GM Developing Lithium-Air Battery to Improve Electric Vehicle Capability
Lithium-Air Batteries are Lighter, More Efficient than Traditional Lithium-Ion Batteries-
According to The New York Times, General Motors has began conducting research into lithium-air batteries, which may revolutionize electric vehicle technology. GM confirms that the battery technology needs much more R&D before it may be used to commercial EVs, however the increase in capacity of these batteries could offer yield output per charge matching or exceeding that of a traditional petroleum-fueled car.

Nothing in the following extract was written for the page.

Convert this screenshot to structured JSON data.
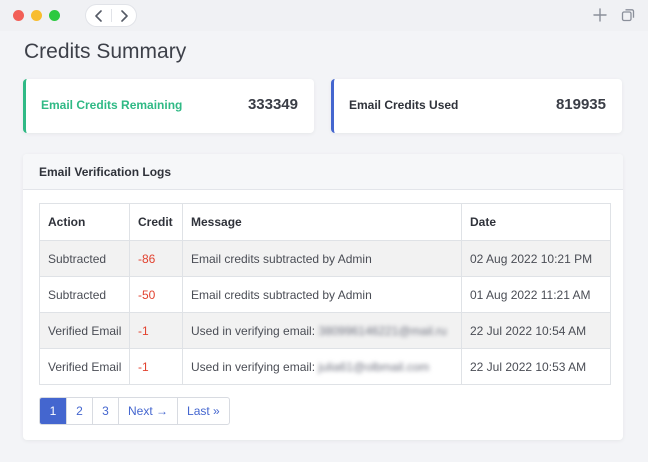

Lithium has been used for years in high-density batteries from laptops to electric cars, but lithium-air batteries have rarely made headlines due to limited development. Lithium has an extremely high energy density; and if exposed to water, the chemical reaction issues a large amount of heat, lithium hydroxide and hydrogen. All batteries contain an anode and a cathode. Electrical current flows between them when the chemicals inside the battery react with one another. Traditionally, anode and cathode have been made from different solid elements. In lithium-air batteries, the solid cathode is replaced with oxygen. Since the air we breathe contains abundant oxygen levels, a lithium-air battery does not need to store a supply of oxygen inside itself, which makes the battery much lighter and smaller. In fact, lithium-air batteries could offer an increase in capacity of more than 10 times that now accomplished by current lithium-ion cells. While lithium-air batteries are 10 years away from commercial-scale use at best, and are still in laboratory stages of testing, they symbolize a significant advance in potential range for all electric vehicles. GM’s 2011 Chevrolet Volt will be released this fall and uses more common lithium-ion cells in its battery pack. The extended range hybrid-electric vehicle will be capable of traveling 40 miles on a full charge of electricity before a gasoline range-extender engine kicks in for another 300 miles.